Isinya, sebuah permintaan sederhana: agar bisa meneruskan sekolah tanpa
biaya.
Gadis lugu itu punya
cita-cita menjadi seorang penulis dan dia rajin menulis untuk majalah dinding
sekolahnya. Saat ini, Zaqia dapat bersekolah dengan lancar karena semua biaya
sekolah ditanggung Pemerintah Kota (Pemkot) Surabaya.
Pemkot Surabaya yang
dikomandani Tri Rismaharini mengalokasikan lebih dari 30 persen anggaran
untuk membiayai sektor pendidikan selama 12 tahun. Namun, semua itu terancam
berubah karena adanya rencana pemindahalihan pengelolaan SMA/SMK –yang
awalnya dikelola pemerintah kabupaten/kota (pemkab/pemkot)– ke pemerintah
provinsi (pemprov).
Rencana pemerintah
tersebut berlaku nasional karena merupakan amanat Undang-Undang (UU) Nomor 23
Tahun 2014 tentang Pemerintahan Daerah (Pemda). UU itulah, antara lain, yang
mengatur pemindahalihan pengelolaan SMA/SMK ke pemprov.
Kewenangan
pemkab/pemkot dipangkas hanya menangani sekolah dasar (SD) dan sekolah
menengah pertama (SMP). Konsekuensi dari pemindahalihan tersebut adalah dalam
hal alokasi anggaran. Pemprov Jawa Timur (Jatim) berencana mengucurkan dana
sekitar Rp 400 miliar untuk keperluan SMA/SMK seluruh provinsi.
Tentu sangat minim
bila dibandingkan dengan dana yang dikeluarkan Kota Surabaya sebesar Rp 1,3
triliun setahun, khusus untuk Surabaya saja! Inilah yang memungkinkan
pendidikan di Surabaya bisa diakses secara gratis selama 12 tahun.
Lebih dari 30 ribu
surat dilayangkan ke kantor Wali Kota Risma (sapaan Tri Rismaharini).

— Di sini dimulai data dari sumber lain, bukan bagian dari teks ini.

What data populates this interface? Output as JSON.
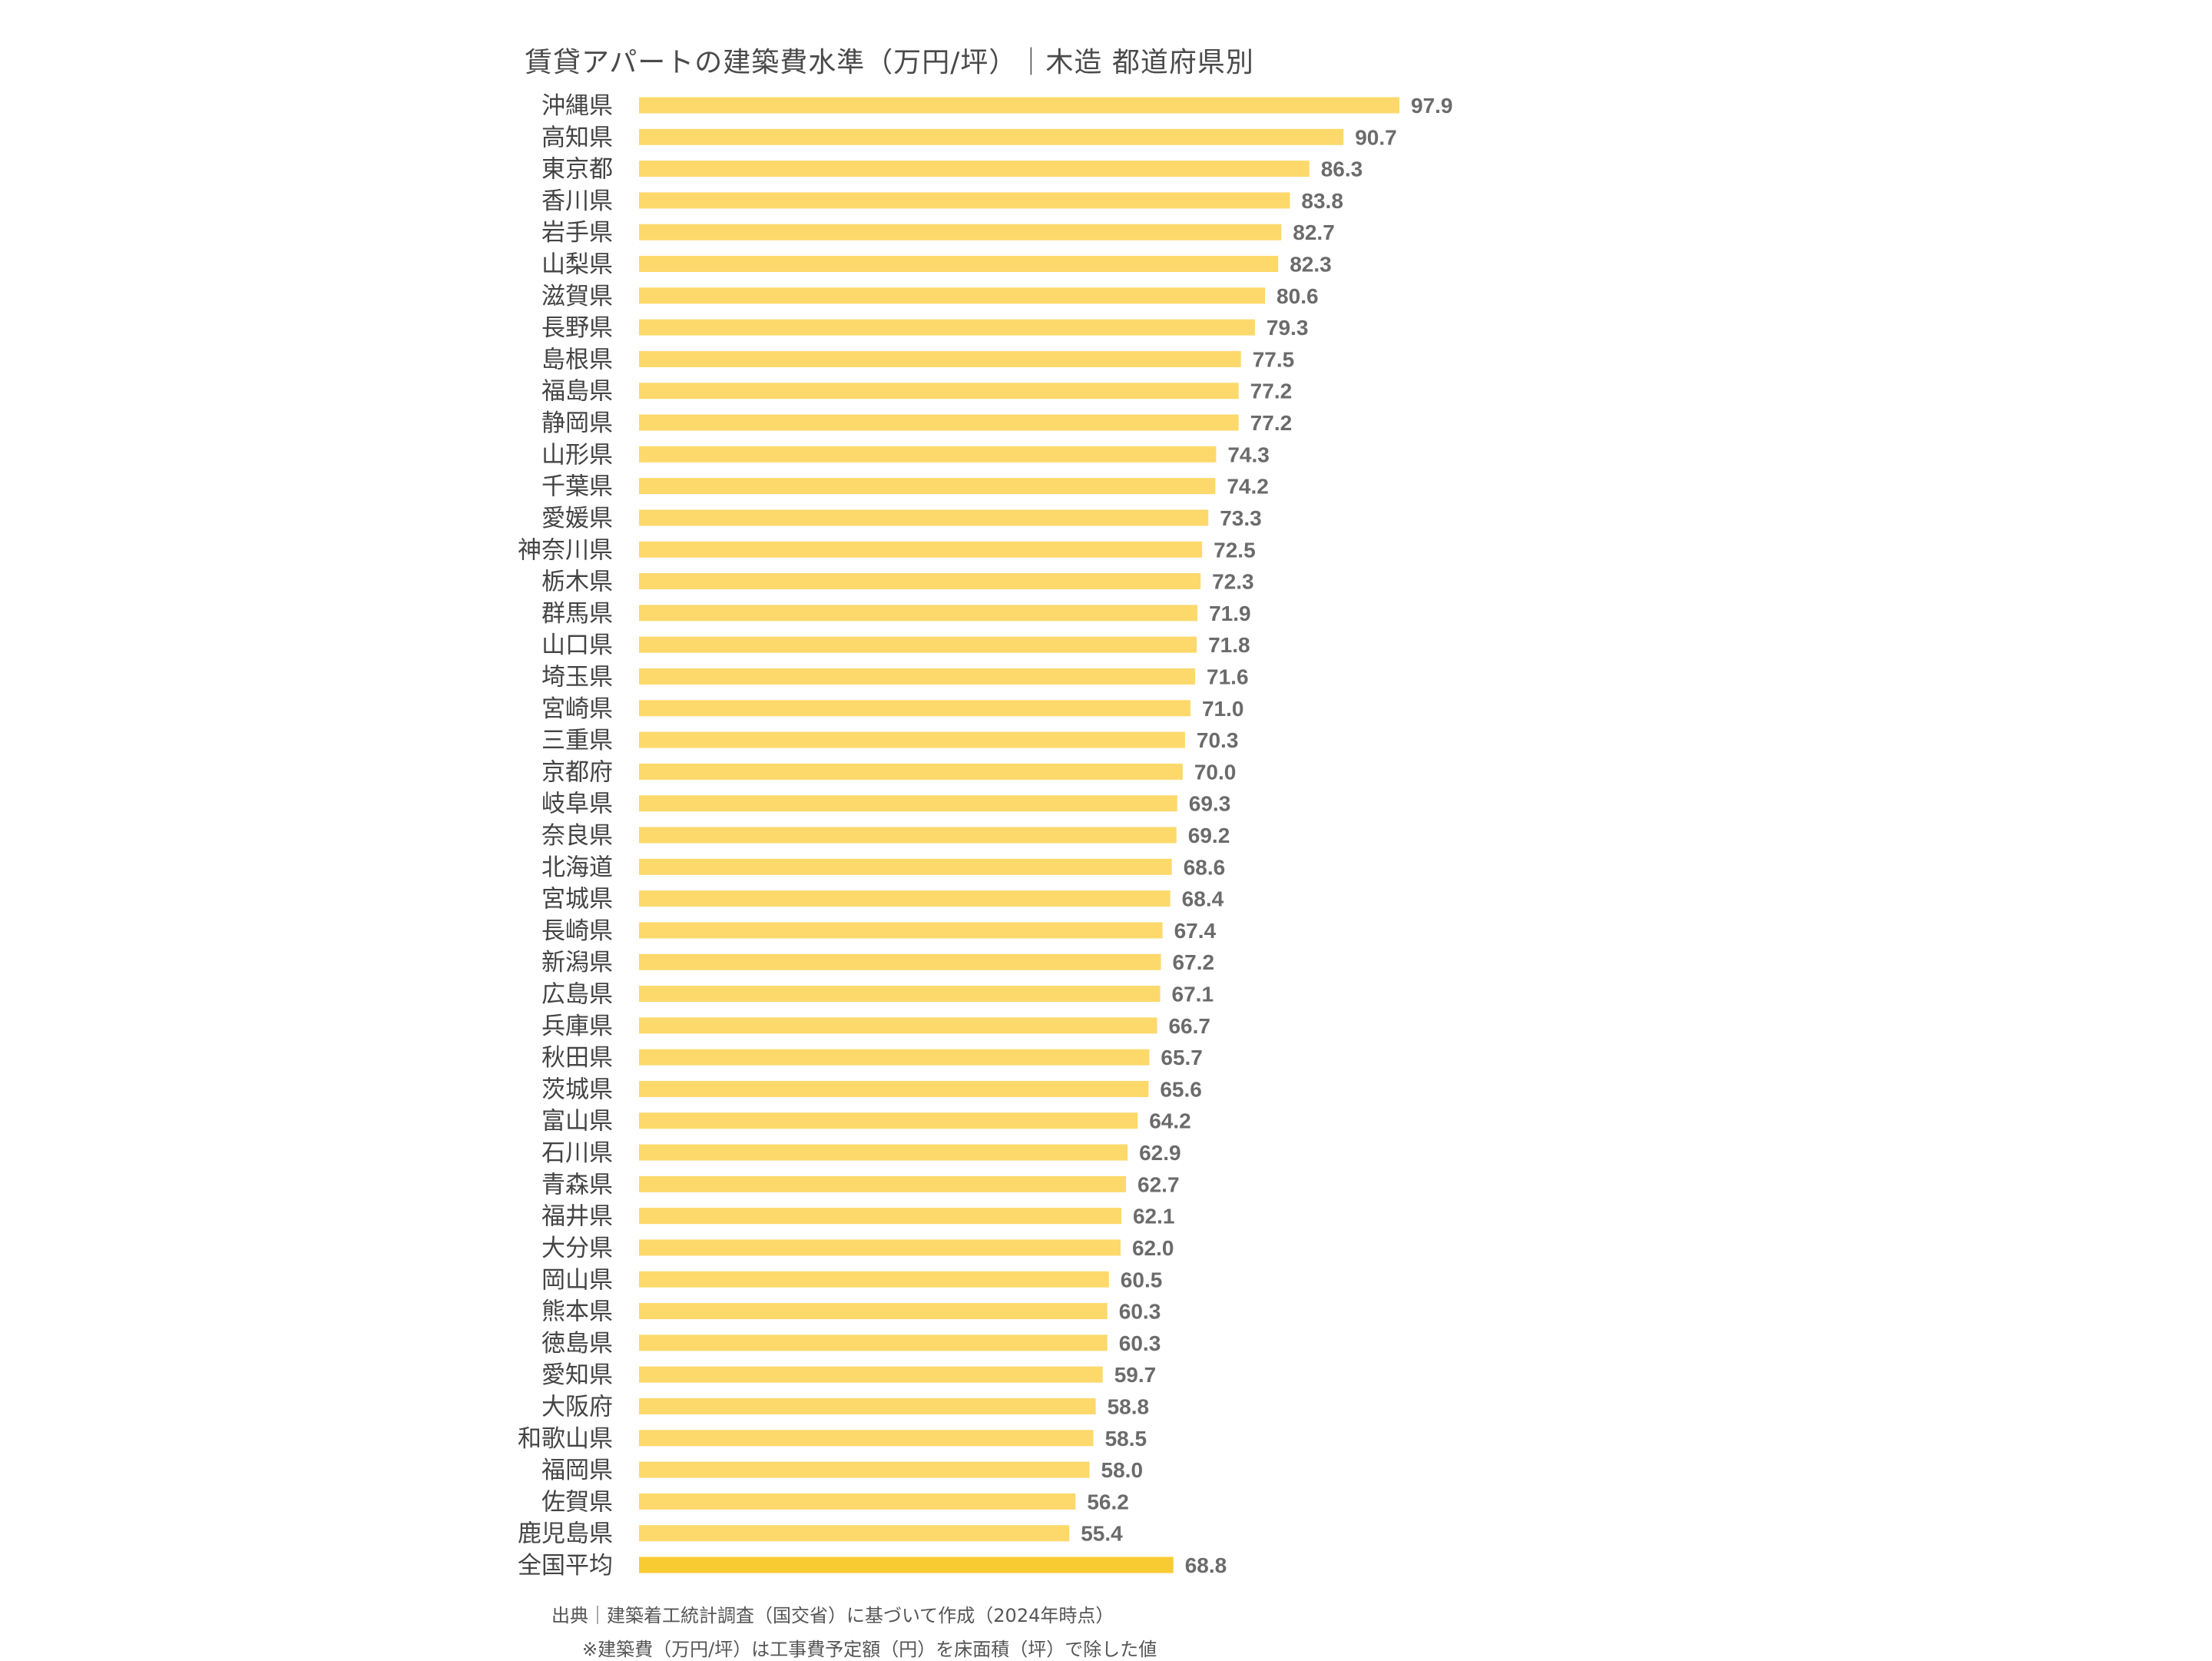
{
  "chart_data": {
    "type": "bar",
    "orientation": "horizontal",
    "title": "賃貸アパートの建築費水準（万円/坪）｜木造 都道府県別",
    "xlabel": "",
    "ylabel": "",
    "xlim": [
      0,
      100
    ],
    "grid": false,
    "colors": {
      "bar": "#FDD96B",
      "highlight": "#F9CB33",
      "value_label": "#6b6b6b",
      "category_label": "#444444"
    },
    "categories": [
      "沖縄県",
      "高知県",
      "東京都",
      "香川県",
      "岩手県",
      "山梨県",
      "滋賀県",
      "長野県",
      "島根県",
      "福島県",
      "静岡県",
      "山形県",
      "千葉県",
      "愛媛県",
      "神奈川県",
      "栃木県",
      "群馬県",
      "山口県",
      "埼玉県",
      "宮崎県",
      "三重県",
      "京都府",
      "岐阜県",
      "奈良県",
      "北海道",
      "宮城県",
      "長崎県",
      "新潟県",
      "広島県",
      "兵庫県",
      "秋田県",
      "茨城県",
      "富山県",
      "石川県",
      "青森県",
      "福井県",
      "大分県",
      "岡山県",
      "熊本県",
      "徳島県",
      "愛知県",
      "大阪府",
      "和歌山県",
      "福岡県",
      "佐賀県",
      "鹿児島県",
      "全国平均"
    ],
    "values": [
      97.9,
      90.7,
      86.3,
      83.8,
      82.7,
      82.3,
      80.6,
      79.3,
      77.5,
      77.2,
      77.2,
      74.3,
      74.2,
      73.3,
      72.5,
      72.3,
      71.9,
      71.8,
      71.6,
      71.0,
      70.3,
      70.0,
      69.3,
      69.2,
      68.6,
      68.4,
      67.4,
      67.2,
      67.1,
      66.7,
      65.7,
      65.6,
      64.2,
      62.9,
      62.7,
      62.1,
      62.0,
      60.5,
      60.3,
      60.3,
      59.7,
      58.8,
      58.5,
      58.0,
      56.2,
      55.4,
      68.8
    ],
    "value_labels": [
      "97.9",
      "90.7",
      "86.3",
      "83.8",
      "82.7",
      "82.3",
      "80.6",
      "79.3",
      "77.5",
      "77.2",
      "77.2",
      "74.3",
      "74.2",
      "73.3",
      "72.5",
      "72.3",
      "71.9",
      "71.8",
      "71.6",
      "71.0",
      "70.3",
      "70.0",
      "69.3",
      "69.2",
      "68.6",
      "68.4",
      "67.4",
      "67.2",
      "67.1",
      "66.7",
      "65.7",
      "65.6",
      "64.2",
      "62.9",
      "62.7",
      "62.1",
      "62.0",
      "60.5",
      "60.3",
      "60.3",
      "59.7",
      "58.8",
      "58.5",
      "58.0",
      "56.2",
      "55.4",
      "68.8"
    ],
    "highlight_category": "全国平均"
  },
  "notes": {
    "source": "出典｜建築着工統計調査（国交省）に基づいて作成（2024年時点）",
    "footnote": "※建築費（万円/坪）は工事費予定額（円）を床面積（坪）で除した値"
  }
}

Semuanya berisi curahan hati para siswa yang takut tidak lagi bisa meneruskan
sekolahnya.
Zaqia termasuk di
antaranya. Yatim sejak bayi, Zaqia tinggal bersama neneknya karena ibunya
menikah lagi dan ikut suami barunya ke Kalimantan.
Neneknya hanyalah seorang
penjahit tirai dan harus menafkahi tiga cucu yang diasuhnya seorang diri.
Yang lebih tragis, saat ini neneknya terkena penyakit kanker sehingga harus
bolak-balik berobat ke dokter.
Dengan kondisi ekonomi
yang begitu pas-pasan, harapan Zaqia untuk bersekolah hanyalah apabila ada
pendidikan gratis di daerahnya. Kebijakan baru yang rencananya diberlakukan
serentak per 1 Januari 2017 tersebut memang memantik polemik.
Ada kekhawatiran
kolektif jika pengelolaan SMA/SMK ditarik ke provinsi, kebijakan sekolah
gratis yang sudah dinikmati para siswa di Surabaya akan dianulir.
Kekhawatiran itu bukan tanpa alasan.
Pertama, kebijakan
tersebut merupakan perintah UU. Dengan demikian, secara hukum, setiap
aparatur negara –tidak terkecuali wali kota Surabaya– harus mematuhi dan
mengamankan pelaksanaannya.
Kedua, pejabat Pemprov
Jatim sendiri sudah melemparkan isyarat bahwa kebijakan sekolah gratis hingga
12 tahun sangat mungkin dihapus. Para pejabat Pemprov Jatim mendasarkan pada
dalil yang menyebut pemindahalihan pengelolaan SMA/SMK ke provinsi itu
dialasi visi bersama untuk mengatasi kesenjangan pendidikan antardaerah.
Dan dimaksudkan sebagai upaya melakukan
pemerataan pendidikan di semua daerah. Polemik akhirnya berujung ke Mahkamah
Konstitusi (MK).
Itu terjadi setelah
pada awal Maret lalu empat wali murid asal Surabaya mengajukan permohonan uji
materi terhadap UU 23/2014 ke MK.
Uji materi yang sama
diajukan Pemkab Blitar. Dalam permohonannya, mereka menyoal ketentuan pasal
15 ayat (1) dan (2) serta lampiran huruf A, yang mereka sebut berpotensi
memberikan kerugian konstitusional bagi pemohon.
Pasal tersebut akan
menghilangkan kewenangan pemkab/pemkot yang secara mandiri telah dan mampu
melaksanakan pengelolaan pendidikan tingkat menengah yang diterapkan di daerahnya.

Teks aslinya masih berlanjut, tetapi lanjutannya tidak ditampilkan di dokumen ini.